Boyd was too young to fight in the American Revolution, though he served in the post-war army after the British defeat on the continent before seeking his name and fortune abroad. It was in the subcontinent that Boyd earned a colourful reputation and his fortunes grew in India, where he served as a mercenary for 19 years. As conflict dogged the various fiefdoms, opportunity for a hired gun and sword were plenty. Boyd sold his skills to several rulers in the Hyderabad region. He raised, trained and led forces of Indigenous soldiers for a variety of local rulers, including, some say, of an Indigenous princess. He returned to the US in 1808, entering the army as a colonel, and would soon earn his battle scars on home turf. He served as brigade commander and second in command to future US president Henry Harrison at the Battle of Tippecanoe in the Indiana Territory in 1811, at the acting rank of brigadier general, against the First Nations forces of Tecumseh's brother Tenskwatawa (this battle is sometimes considered part of Tecumseh's war against the US, culminating in his death in 1813). The battle was a resounding defeat of the Aboriginal warriors.
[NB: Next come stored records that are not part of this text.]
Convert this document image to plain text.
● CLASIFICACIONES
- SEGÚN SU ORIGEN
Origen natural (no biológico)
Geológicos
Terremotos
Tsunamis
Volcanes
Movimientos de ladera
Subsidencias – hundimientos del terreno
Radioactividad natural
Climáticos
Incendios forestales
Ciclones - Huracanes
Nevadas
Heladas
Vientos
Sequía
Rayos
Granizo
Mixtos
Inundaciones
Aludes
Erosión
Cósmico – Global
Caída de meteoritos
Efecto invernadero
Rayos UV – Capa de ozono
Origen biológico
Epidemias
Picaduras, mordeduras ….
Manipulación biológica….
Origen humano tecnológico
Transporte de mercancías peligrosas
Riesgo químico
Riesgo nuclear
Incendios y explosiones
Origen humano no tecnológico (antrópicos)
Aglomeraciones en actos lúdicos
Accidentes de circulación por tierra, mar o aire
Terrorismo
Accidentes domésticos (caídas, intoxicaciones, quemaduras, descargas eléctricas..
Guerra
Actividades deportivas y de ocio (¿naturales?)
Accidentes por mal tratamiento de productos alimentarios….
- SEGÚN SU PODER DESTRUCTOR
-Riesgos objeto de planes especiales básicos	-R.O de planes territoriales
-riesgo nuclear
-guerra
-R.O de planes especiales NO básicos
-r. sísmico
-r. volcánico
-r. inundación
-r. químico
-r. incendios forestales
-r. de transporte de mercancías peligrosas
At the start of the War of 1812, Boyd became a full brigadier general. This appointment had little to do with skill and much to do with the vacancy in higher command created by the death of Peter Ganservoot in July 1812. With that senior rank, Boyd's troubles grew and his reputation began to tarnish. His initial command decisions in the campaigns north of Lake Champlain were muddled and indecisive. By 1813 he'd led a victorious effort with his brigade at the Battle of Fort George, which he captured and then garrisoned. The shocking defeat of the American forces at Beaver Dams, however, forced him to maintain a defensive posture and not build on his own successes.
Despite his success at Fort George, Boyd's name would soon become synonymous with failure. His forces performed poorly as part of Major General James Wilkinson's disastrous campaign to take Montréal. His weakness as a commander was becoming clear but it was not fully revealed before Boyd's bloodiest failure at Crysler's Farm. With the illness of Wilkinson and his second in command, Major General Morgan Lewis, Boyd was in command of the attack on the smaller British forces in 1813. He threw 2600 troops in wave after wave of poorly organized and executed attacks against a well positioned and entrenched British and Canadian force of 1200. The Americans were repulsed repeatedly until the battle could no longer be waged and the Americans withdrew. The failure to bring superior forces to victory ended Boyd's military career. He never held a senior command again and was discharged from the army in 1815. Believing that this move was unjust, Boyd published a personal account of his war efforts that year. It mattered not a whit.
Good in a fight, and capable of leading a regiment or brigade if well directed, John Boyd lacked the qualities that make an effective senior commander: imagination, initiative and a decisive mind.